Since not all apples are going to be ripe, you’re going to get a certain yield from the apple trees that you have. Let’s say that value is 5 apples per tree. Of course a certain amount of trees are going to exist within your field that can produce apples. Let’s say we have 20 such trees. The question is: after a day of collecting apples how many apples will you collect? Obviously we will get 5*20 = 100 apples. Similarly, if we have 25 orange trees and a yield of 6 apples per tree, we can argue that at the end you will collect 150 oranges. It may not seem like it, but what you just did is called dot product multiplication (well, almost…). If we took the trees vector [20,25] and the yield vector [5,6], then asked for the total number of fruits by the end of the day, you would do something similar. After attaining 100 apples and 150 oranges, we simply take 100+150 = 250 total fruits. Notice how first we had to multiply by components to get the total yields, then we added those numbers together. In fact, you can look at this representation of the dot product and see that the order of the vectors does not matter either!

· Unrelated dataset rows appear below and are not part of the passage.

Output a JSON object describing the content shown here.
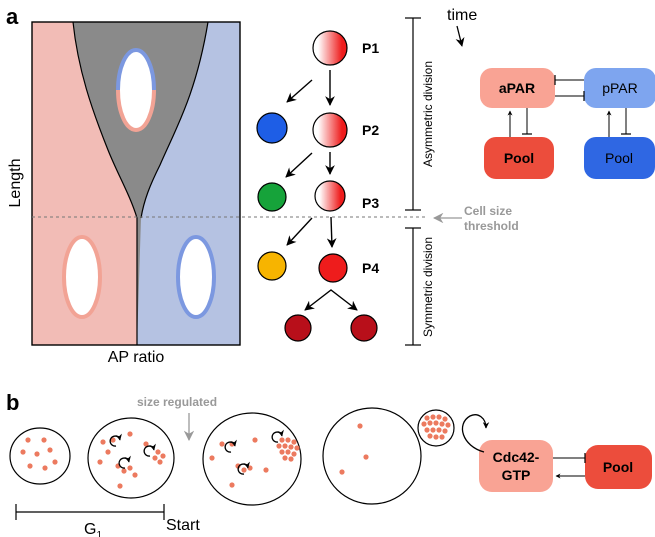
{
  "panel_a": {
    "letter": "a",
    "y_axis_label": "Length",
    "x_axis_label": "AP ratio",
    "time_label": "time",
    "cells": [
      {
        "label": "P1"
      },
      {
        "label": "P2"
      },
      {
        "label": "P3"
      },
      {
        "label": "P4"
      }
    ],
    "asym_label": "Asymmetric division",
    "sym_label": "Symmetric division",
    "threshold_label_line1": "Cell size",
    "threshold_label_line2": "threshold",
    "network": {
      "apar": "aPAR",
      "ppar": "pPAR",
      "pool_a": "Pool",
      "pool_p": "Pool"
    },
    "colors": {
      "anterior": "#f2bcb6",
      "posterior": "#b5c2e2",
      "gray": "#8a8a8a",
      "red": "#ee1c1c",
      "dark_red": "#b80f1a",
      "blue": "#1e5ee6",
      "green": "#16a33a",
      "orange": "#f7b400",
      "apar_fill": "#f9a394",
      "pool_red": "#ec4d3c",
      "ppar_fill": "#7ea5ef",
      "pool_blue": "#2f67e3"
    }
  },
  "panel_b": {
    "letter": "b",
    "size_regulated_label": "size regulated",
    "g1_label": "G",
    "g1_sub": "1",
    "start_label": "Start",
    "cdc42_line1": "Cdc42-",
    "cdc42_line2": "GTP",
    "pool": "Pool",
    "colors": {
      "dot": "#ec7a5f",
      "cdc42_fill": "#f9a394",
      "pool_red": "#ec4d3c"
    }
  }
}
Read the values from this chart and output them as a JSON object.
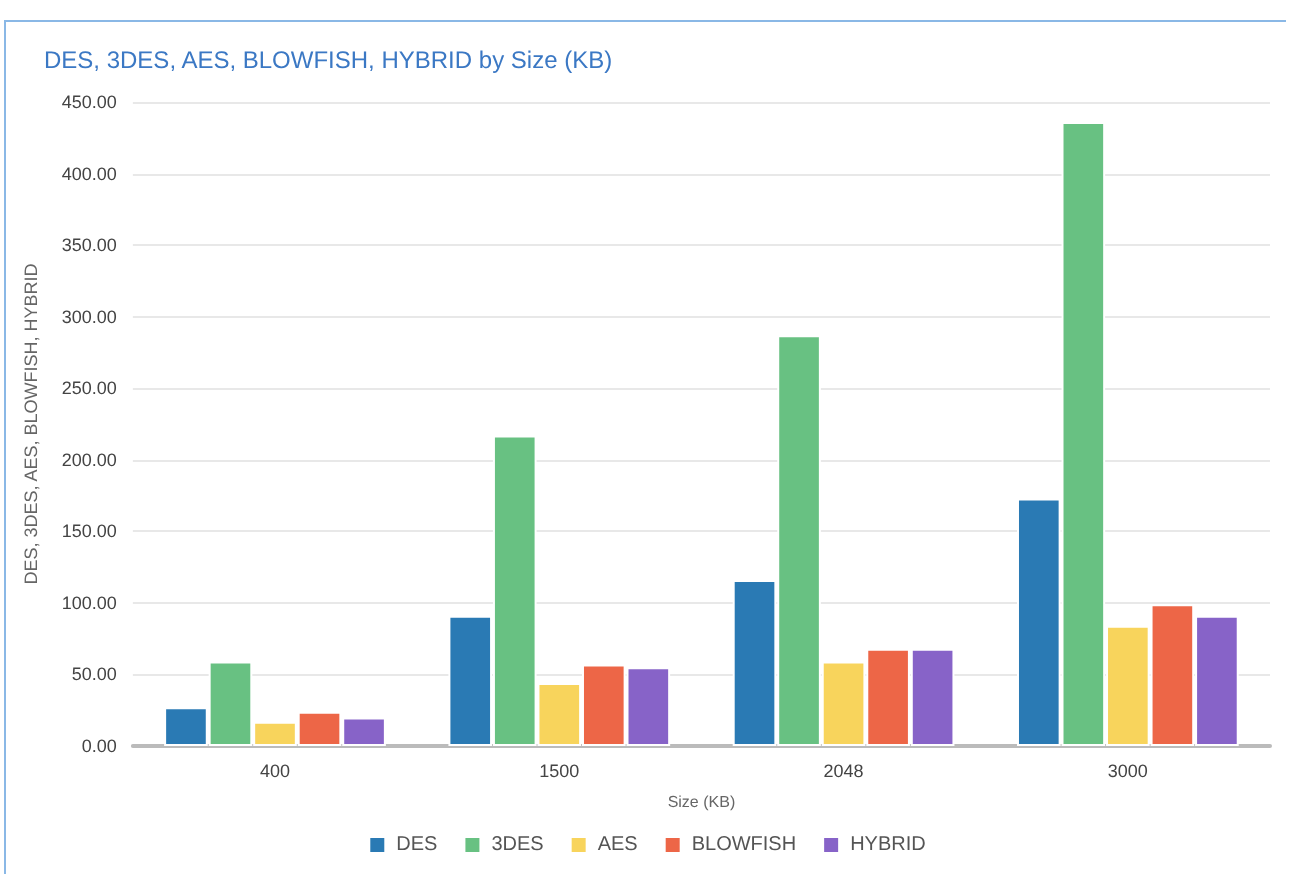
{
  "chart_data": {
    "type": "bar",
    "title": "DES, 3DES, AES, BLOWFISH, HYBRID by Size (KB)",
    "xlabel": "Size (KB)",
    "ylabel": "DES, 3DES, AES, BLOWFISH, HYBRID",
    "categories": [
      "400",
      "1500",
      "2048",
      "3000"
    ],
    "series": [
      {
        "name": "DES",
        "color": "#2a7ab4",
        "values": [
          27,
          91,
          116,
          173
        ]
      },
      {
        "name": "3DES",
        "color": "#68c182",
        "values": [
          59,
          217,
          287,
          436
        ]
      },
      {
        "name": "AES",
        "color": "#f8d45c",
        "values": [
          17,
          44,
          59,
          84
        ]
      },
      {
        "name": "BLOWFISH",
        "color": "#ed6647",
        "values": [
          24,
          57,
          68,
          99
        ]
      },
      {
        "name": "HYBRID",
        "color": "#8763c8",
        "values": [
          20,
          55,
          68,
          91
        ]
      }
    ],
    "ylim": [
      0,
      450
    ],
    "yticks": [
      {
        "value": 0,
        "label": "0.00"
      },
      {
        "value": 50,
        "label": "50.00"
      },
      {
        "value": 100,
        "label": "100.00"
      },
      {
        "value": 150,
        "label": "150.00"
      },
      {
        "value": 200,
        "label": "200.00"
      },
      {
        "value": 250,
        "label": "250.00"
      },
      {
        "value": 300,
        "label": "300.00"
      },
      {
        "value": 350,
        "label": "350.00"
      },
      {
        "value": 400,
        "label": "400.00"
      },
      {
        "value": 450,
        "label": "450.00"
      }
    ],
    "grid": "y",
    "legend": "bottom"
  }
}
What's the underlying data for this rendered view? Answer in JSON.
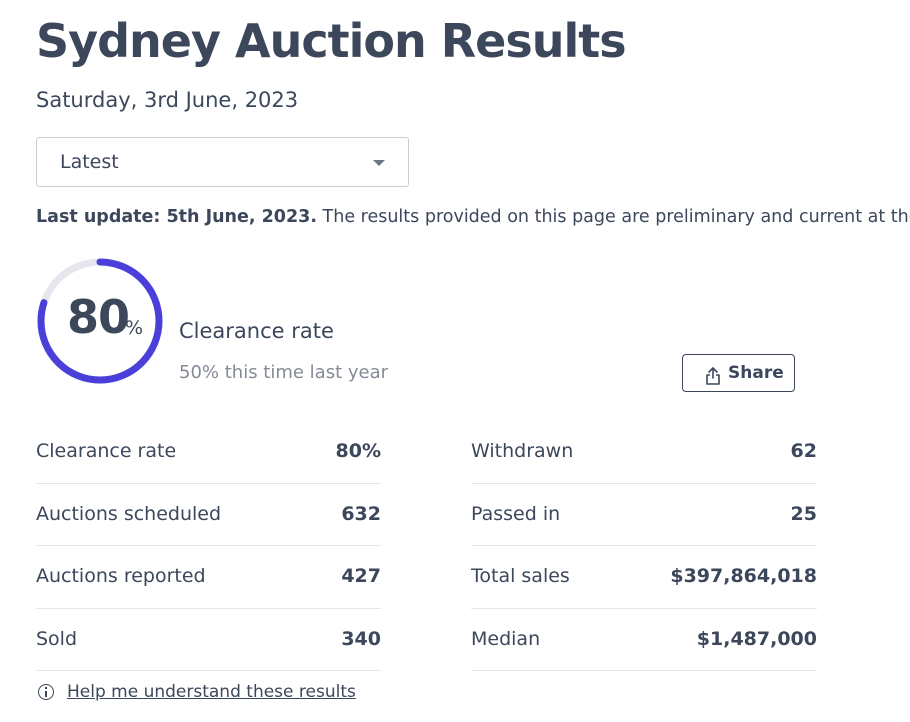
{
  "header": {
    "title": "Sydney Auction Results",
    "date": "Saturday, 3rd June, 2023"
  },
  "period_select": {
    "value": "Latest"
  },
  "update_notice": {
    "label": "Last update: 5th June, 2023.",
    "text": " The results provided on this page are preliminary and current at the t"
  },
  "summary": {
    "clearance_value": "80",
    "clearance_unit": "%",
    "clearance_fraction": 0.8,
    "label": "Clearance rate",
    "comparison": "50% this time last year",
    "accent_color": "#4a3fd8",
    "track_color": "#e5e7ec"
  },
  "share_button": {
    "label": "Share",
    "icon": "share-icon"
  },
  "stats_left": [
    {
      "label": "Clearance rate",
      "value": "80%"
    },
    {
      "label": "Auctions scheduled",
      "value": "632"
    },
    {
      "label": "Auctions reported",
      "value": "427"
    },
    {
      "label": "Sold",
      "value": "340"
    }
  ],
  "stats_right": [
    {
      "label": "Withdrawn",
      "value": "62"
    },
    {
      "label": "Passed in",
      "value": "25"
    },
    {
      "label": "Total sales",
      "value": "$397,864,018"
    },
    {
      "label": "Median",
      "value": "$1,487,000"
    }
  ],
  "help_link": {
    "label": "Help me understand these results",
    "icon": "info-icon"
  }
}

Magnitude is just a fancy way to say the length of the vector (commonly denoted with an absolute value symbol). Usually when considering lengths of sticks or arrows, we are thinking of some positive value. In terms of the vectors themselves, the only thing that makes them negative (versus positive) is its direction. And that is completely arbitrary! (In other words you can just pick the positive direction as you please and then just say that the opposite direction of that is negative.) What is the easiest way to find the magnitude of a vector, if you only know its components? Well luckily for us, our old homeboy philosopher from ancient Greece, Pythagoras, already figured that out for us, in case we ever developed Cartesian coordinates and needed to use it for science. If you make a right triangle and know the length of its sides, then you can easily figure out the length of the hypotenuse using Pythagorean theorem. (without having to whip out any of the trig function). And this works out because direction are defined to be at right angles) to each other! To help solidify this point, meditate on this diagram of Cartesian coordinates that Descartes came up with. Notice how they are all at right angles to each other? Pretty fancy, huh?
Now here comes the trigonometry: The most treasured directional axis in physics is the positive x axis (don’t ask me why). And their favorite greek letter to represent the angle from the positive x axis is theta. Using the unit circle, and values for sin(theta) and cos(theta), we can find that the x component of a vector is associated with cosine and the y component with sine. Try telling that one to Pythagoras!